The present study revealed that rehabilitation was significantly associated with postoperative stiffness, and previous investigations also have shown that rehabilitation was closely related to postoperative stiffness [22]. Parsons et al. [9] retrospectively evaluated 43 patients who underwent full-time sling immobilization without formal therapy for 6 weeks after ARCR. They concluded that slower rehabilitation does not result in increased long-term stiffness, but 23% (10/43) patients were determined to have postoperative shoulder stiffness at 6 to 8 weeks after surgery. Koo et al. [8] performed primary ARCR in 152 patients and patients with risk factors identified in the previous study (i.e., calcific tendonitis, adhesive capsulitis, partial articular surface tendon avulsion type rotator cuff tear, concomitant labral repair, single-tendon cuff repair) were enrolled in a modified rehabilitation protocol that added early overhead closed-chain passive motion exercises. They reported that no patients experienced postoperative stiffness at a mean of 8-month follow-up compared to a control group (7.8%). However, Galatz et al. [28] found that early motion, even passive motion, may result in devastating consequences. This group reported a high percentage (94.4%) of recurrent defects in patients with early passive rehabilitation after ARCR.
Another potential variable is GHJ synovitis or SAS bursitis [6, 29–31]. Tan et al. [6] reported that the GHJ synovitis score was independently associated with postoperative shoulder stiffness at 3 months after ARCR. Tauro [7] analyzed 72 patients with rotator cuff tears and concomitant preoperative shoulder stiffness who underwent ARCR and also found that bursitis and articular synovitis were more advanced in the group with severe stiffness. However, scores of GHJ synovitis and SAS bursitis were not significantly different between both groups in the present study.
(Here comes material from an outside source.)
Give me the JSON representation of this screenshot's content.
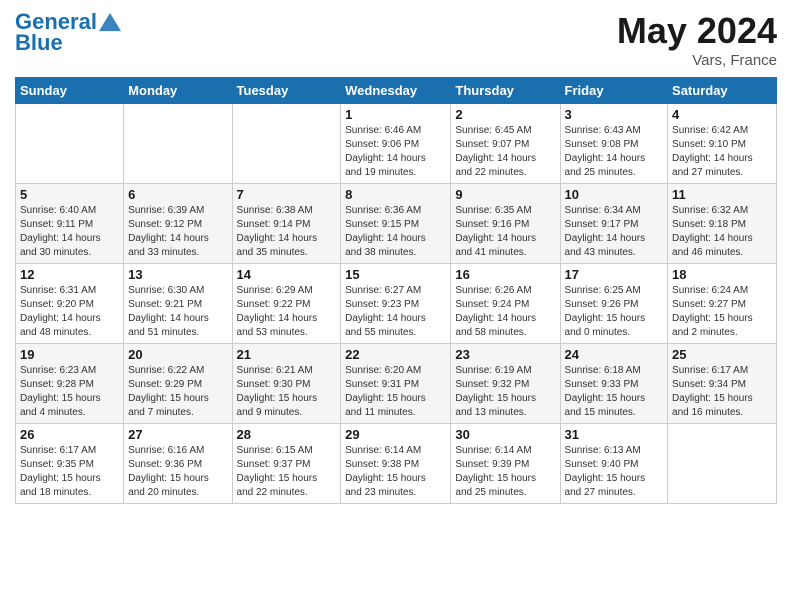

This study has several limitations. First, it is a retrospective analysis, however, our data were collected prospectively by a single research coordinator. The second limitation is the short follow-up. Patients were followed up for 3 months. But, this decision was made since our primary goal was to analyze the incidence and risk factors of early postoperative stiffness. Third, patients in this study were not routinely assessed with postoperative imaging for the presence of cuff re-tear. Nevertheless, the strength of this study is that patients treated with isolated ARCR were included, and patients who underwent additional procedures or preoperative stiffness were excluded. Furthermore, the investigation was performed in a homogenous group of patients who underwent ARCR by a single surgeon, with a relatively large number of cases (274 patients) with various potential risk factors.